FOLHA - Críticos dizem que parte da culpa do efeito da atual crise nas economias emergentes tem a ver com o Consenso de Washington. Se eu não me engano, o item 7 de seu corolário pregava a "liberalização da entrada de investimento estrangeiro direto". Quando os governos fazem isso, recebem também capital especulativo, que é o primeiro a fugir em momentos de incerteza. Como o sr. responde a isso?
WILLIAMSON -
Eu falava especificamente sobre a liberalização de investimento estrangeiro direto, que em sua maior parte é não-especulativo. Liberalizar a entrada de capital de curto prazo é algo muito mais dúbio, e os países deveriam ser mais cuidadosos antes de fazer isso. Diria até que deveriam fazer isso bem mais adiante no processo.

FOLHA - O sr. nunca se cansa de responder perguntas sobre o Consenso de Washington?
WILLIAMSON -
[Risos] Sim. Mas tudo bem, temos de viver com a nossa criação...

FOLHA - O sr. anteviu de alguma maneira a "guinada à esquerda" da América Latina?
WILLIAMSON -
A revista "Economist" acertou quando defendeu num artigo recente que a maioria da América Latina, na verdade, rejeitou os candidatos de esquerda. As pessoas podem ter escolhido alguns que abraçavam a social-democracia européia, como Lula, mas tipos como Chávez representam quatro países, talvez cinco, se incluir a Argentina. Mas, não, eu não previ.
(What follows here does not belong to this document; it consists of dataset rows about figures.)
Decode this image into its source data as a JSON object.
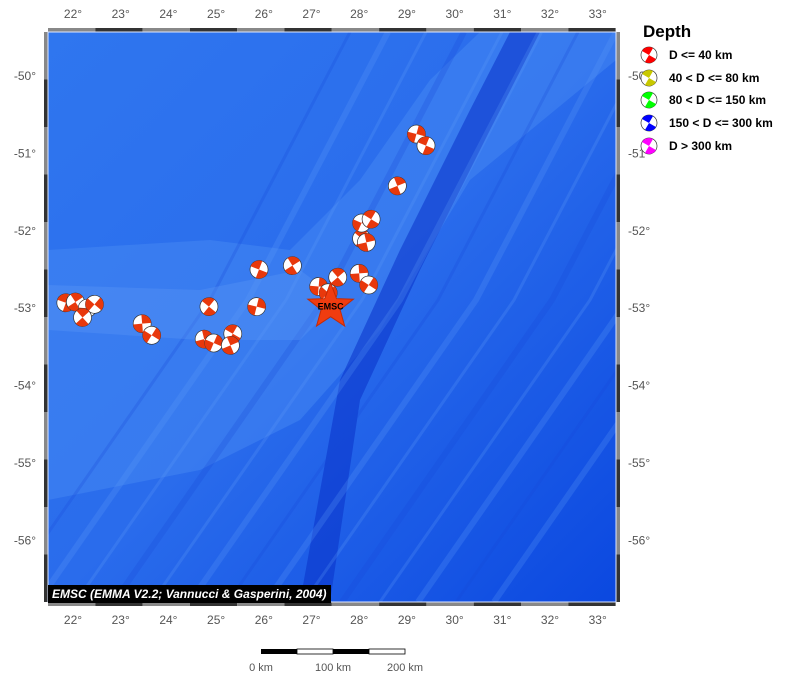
{
  "legend": {
    "title": "Depth",
    "items": [
      {
        "label": "D <= 40 km",
        "color": "#ff0000"
      },
      {
        "label": "40 < D <= 80 km",
        "color": "#c8c800"
      },
      {
        "label": "80 < D <= 150 km",
        "color": "#00ff00"
      },
      {
        "label": "150 < D <= 300 km",
        "color": "#0000ff"
      },
      {
        "label": "D > 300 km",
        "color": "#ff00ff"
      }
    ]
  },
  "credit": "EMSC (EMMA V2.2; Vannucci & Gasperini, 2004)",
  "epicenter_label": "EMSC",
  "epicenter": {
    "lon": 27.4,
    "lat": -52.98
  },
  "map": {
    "lon_range": [
      21.5,
      33.3
    ],
    "lat_range": [
      -56.5,
      -49.4
    ],
    "lon_ticks": [
      "22°",
      "23°",
      "24°",
      "25°",
      "26°",
      "27°",
      "28°",
      "29°",
      "30°",
      "31°",
      "32°",
      "33°"
    ],
    "lat_ticks": [
      "-50°",
      "-51°",
      "-52°",
      "-53°",
      "-54°",
      "-55°",
      "-56°"
    ],
    "ocean_colors": [
      "#1f5fe8",
      "#3a7df2",
      "#0a3fd6"
    ],
    "mechanism_color": "#e8380c"
  },
  "scale_bar": {
    "labels": [
      "0 km",
      "100 km",
      "200 km"
    ]
  },
  "events": [
    {
      "lon": 21.85,
      "lat": -52.93
    },
    {
      "lon": 22.05,
      "lat": -52.92
    },
    {
      "lon": 22.3,
      "lat": -53.0
    },
    {
      "lon": 22.45,
      "lat": -52.95
    },
    {
      "lon": 22.2,
      "lat": -53.12
    },
    {
      "lon": 23.45,
      "lat": -53.2
    },
    {
      "lon": 23.65,
      "lat": -53.35
    },
    {
      "lon": 24.85,
      "lat": -52.98
    },
    {
      "lon": 24.75,
      "lat": -53.4
    },
    {
      "lon": 24.95,
      "lat": -53.45
    },
    {
      "lon": 25.35,
      "lat": -53.33
    },
    {
      "lon": 25.3,
      "lat": -53.48
    },
    {
      "lon": 25.85,
      "lat": -52.98
    },
    {
      "lon": 25.9,
      "lat": -52.5
    },
    {
      "lon": 26.6,
      "lat": -52.45
    },
    {
      "lon": 27.15,
      "lat": -52.72
    },
    {
      "lon": 27.35,
      "lat": -52.8
    },
    {
      "lon": 27.55,
      "lat": -52.6
    },
    {
      "lon": 28.0,
      "lat": -52.55
    },
    {
      "lon": 28.2,
      "lat": -52.7
    },
    {
      "lon": 28.05,
      "lat": -52.1
    },
    {
      "lon": 28.15,
      "lat": -52.15
    },
    {
      "lon": 28.05,
      "lat": -51.9
    },
    {
      "lon": 28.25,
      "lat": -51.85
    },
    {
      "lon": 28.8,
      "lat": -51.42
    },
    {
      "lon": 29.2,
      "lat": -50.75
    },
    {
      "lon": 29.4,
      "lat": -50.9
    }
  ]
}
FOLHA - O sr. citou a Argentina. Para encerrar: o país é sempre citado como um antiexemplo, por entrar em 2000 numa das piores crises econômicas ao seguir os seus preceitos. Como responde a isso?
WILLIAMSON -
As pessoas parecem ignorar o fato de que a Argentina não seguiu duas das mais básicas propostas no Consenso: taxa de câmbio responsável e política fiscal ajustada.